With director John Guillermin’s austere camerawork and screenwriter Lorenzo Semple Jr.’s tongue-in-cheek wordplay leavening the histrionics producer Dino De Laurentiis obviously had in mind, this notorious picture tries to rethink a Hollywood classic as a blend of social commentary and epic tragedy. (Chances are you don’t need to be reminded that the 1933 original is a creature feature depicting the discovery and capture of a giant ape living on a remote island.) The most effective bit of updating is providing a credible reason for American explorers to visit mythical, mist-enshrouded Skull Island: the promise of untapped oil reserves. The picture was made just after the 1973-1974 gas crisis, so the lust for crude was prominent in the American consciousness.

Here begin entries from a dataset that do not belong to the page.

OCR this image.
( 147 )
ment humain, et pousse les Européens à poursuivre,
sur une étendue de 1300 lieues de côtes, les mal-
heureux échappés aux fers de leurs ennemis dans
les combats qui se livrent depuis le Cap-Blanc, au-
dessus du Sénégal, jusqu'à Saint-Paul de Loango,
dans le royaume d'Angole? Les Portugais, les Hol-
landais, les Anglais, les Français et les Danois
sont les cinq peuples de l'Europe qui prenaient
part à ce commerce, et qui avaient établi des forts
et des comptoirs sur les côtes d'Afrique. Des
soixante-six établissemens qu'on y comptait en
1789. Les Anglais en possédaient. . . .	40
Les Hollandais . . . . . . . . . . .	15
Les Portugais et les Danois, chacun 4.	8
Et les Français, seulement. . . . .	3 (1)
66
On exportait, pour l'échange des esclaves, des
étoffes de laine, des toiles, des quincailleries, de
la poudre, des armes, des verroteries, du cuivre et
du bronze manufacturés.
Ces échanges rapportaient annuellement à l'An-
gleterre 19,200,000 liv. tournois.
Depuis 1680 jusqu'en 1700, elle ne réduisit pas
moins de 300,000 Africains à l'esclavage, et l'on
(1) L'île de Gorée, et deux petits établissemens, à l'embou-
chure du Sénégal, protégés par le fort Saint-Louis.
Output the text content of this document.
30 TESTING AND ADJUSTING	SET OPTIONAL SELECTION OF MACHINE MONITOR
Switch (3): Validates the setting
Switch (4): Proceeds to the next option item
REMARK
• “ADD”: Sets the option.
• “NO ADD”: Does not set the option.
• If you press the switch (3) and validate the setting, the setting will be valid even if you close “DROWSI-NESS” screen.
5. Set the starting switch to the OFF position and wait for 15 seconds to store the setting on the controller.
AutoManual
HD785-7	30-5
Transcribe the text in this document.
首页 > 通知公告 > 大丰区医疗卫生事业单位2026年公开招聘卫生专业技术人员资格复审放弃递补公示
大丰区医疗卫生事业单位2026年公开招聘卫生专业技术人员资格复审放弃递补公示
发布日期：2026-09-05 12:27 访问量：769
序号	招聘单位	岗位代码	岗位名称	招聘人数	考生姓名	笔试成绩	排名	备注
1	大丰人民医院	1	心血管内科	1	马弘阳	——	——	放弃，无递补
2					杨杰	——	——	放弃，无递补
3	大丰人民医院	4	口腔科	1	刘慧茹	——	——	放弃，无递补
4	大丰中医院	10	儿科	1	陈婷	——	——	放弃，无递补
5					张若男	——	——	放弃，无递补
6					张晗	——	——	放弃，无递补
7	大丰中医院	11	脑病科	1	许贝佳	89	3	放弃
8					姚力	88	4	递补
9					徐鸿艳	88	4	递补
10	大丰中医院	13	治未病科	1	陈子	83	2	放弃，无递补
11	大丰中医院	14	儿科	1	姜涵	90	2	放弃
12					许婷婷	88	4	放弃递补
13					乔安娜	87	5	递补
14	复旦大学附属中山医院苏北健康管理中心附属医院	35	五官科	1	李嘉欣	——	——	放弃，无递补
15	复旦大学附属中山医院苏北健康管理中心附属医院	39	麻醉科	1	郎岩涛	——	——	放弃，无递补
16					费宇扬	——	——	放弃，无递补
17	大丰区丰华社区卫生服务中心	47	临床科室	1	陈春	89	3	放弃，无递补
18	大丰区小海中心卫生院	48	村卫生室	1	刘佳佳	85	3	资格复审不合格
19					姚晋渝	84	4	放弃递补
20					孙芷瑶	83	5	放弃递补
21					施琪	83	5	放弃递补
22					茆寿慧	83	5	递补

The least effective bit of updating is the application of Ms. Magazine feminism onto Jessica Lange’s character Dwan, an admirable but failed attempt to make the female lead more assertive than Fay Wray was in the 1933 original. Playing a shipwreck victim who joins the oil expedition and captures the big primate’s heart once she goes ashore with the crew, Lange is so pretty and curvaceous it’s not hard to understand why the ape goes ape. Unfortunately, her performance is as cringe-worthy as Dwan’s dialogue, so King Kong nearly ended the actress’ career before it began.
However, the portrayal of Kong is heartfelt in a clunky sort of way, especially with John Barry’s alternately menacing and sweeping score jacking up the emotional stakes, and some the movie’s jolts work just like they should. The hit-and-miss special effects feature silly gimmicks like monkey specialist Rick Baker cavorting in an ape suit, plus impressive animatronic monsters created by Carlo Rimbaldi; one memorable scene features a bloody fight between Kong and a ginormous snake with Dwan caught in the middle of the carnage. All of this made a big impression on me as a ’70s kid, which might explain why I still enjoy the movie—but as it happens, I’ve gotten into an embarrassing situation or two by admitting my admiration, like the time I shared my secret Kong shame with classic-cinema champion Leonard Maltin. He was a good sport as I explained that I first saw the movie when I was 7, but he wasn’t buying what I was selling.
Nonetheless, in defense of this much-maligned movie, I can attest that the 1976 Kong looks gorgeous because Guillermin knows how to fill a widescreen frame like nobody’s business, and Jeff Bridges, all hippy-dippy shaggy as a bleeding-heart naturalist who stows away on the ship headed for Skull Island, contributes an energized performance. Charles Grodin is terrifically hammy as the villain who unwisely tries to exploit Kong, and familiar ’70s players Rene Auberjonois and John Randolph lend flavor as members of his crew. Furthermore, the ending of the 1976 version amplifies the intensity of the original film’s conclusion, replacing a daytime dogfight atop the Empire State Building with an eerie nighttime shootout atop the then-new World Trade Center.
So, while not a great movie by any stretch, the 1976 Kong has more going for it than you might remember—but keep the fast-forward button handy for the awkward romantic scenes between Kong and Dwan. You’ve been warned.